Der Anschlag auf „Charlie Hebdo“ bewegt Slavoj Zizek zu einer radikalen Antwort
3. März 2015
In der „Zeit“ vom 15. Januar 2015 entwickelt Slavoj Zizek einen aufschlussreichen Gedanken: Die Aggressivität, mit der Fudamentalisten den hedonistischen Westen attackieren, lasse darauf schließen, dass sie keineswegs von ihrem überlegenen Status überzeugt seien, sondern dass sie zutiefst vom Hedonismus berührt und fasziniert. Die Fundamentalisten hätten die Standards des Westens längst verinnerlicht. Ein Hinweis darauf ist, dass die Inszenierung der Hinrichtungen, wie es an anderer Stelle jüngst hieß, nach den Standards des amerikanischen Erzählkinos inszeniert worden seien.
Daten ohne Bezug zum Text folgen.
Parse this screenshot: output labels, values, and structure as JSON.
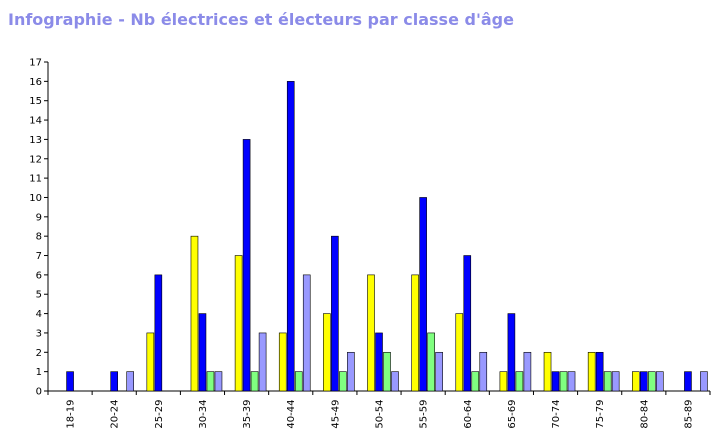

Zizeks Überlegung, dass der Radikale, der von seiner Überlegenheit überzeugt ist, die Differenz zum Anderen zweifelsfrei aushalte, ist vielleicht auch nur eine romantische Idee, aber sie ist dennoch plausibel enug, um damit arbeiten zu können. Allerdings bliebe zu bedenken, dass die Reinheit der Überzeugung eh nur in den seltensten Fällen so groß ist, dass daneben nichts mehr Bestand hat. Kritischer ist jedoch seine Abwertung des hedonistischen Westens zu sehen. Dessen Leidensfähigkeit scheint nämlich größer zu sein als angenommen. Im historischen Rückblick sind es die offenen Gesellschaften, die das NS-Regime besiegt haben. Sowjetrussland brauchte für seinen Teil immerhin die wirtschaftliche und technische Unterstützung des Westens. Und bei allen Anfeindungen, die die offenen Gesellschaften (die sich kulturell eben als Genussgesellschaften etablieren) erlebt haben – sie haben sie alle überlebt. Mindestens aufgrund ihrer wirtschaftlichen Stärke. Und es ist noch lange nicht gesagt, dass die moderaten und an sich selbst zweifelnden Gesellschaften nicht die stärkeren sind. Nietzsches „letzter Mensch“ hin oder her.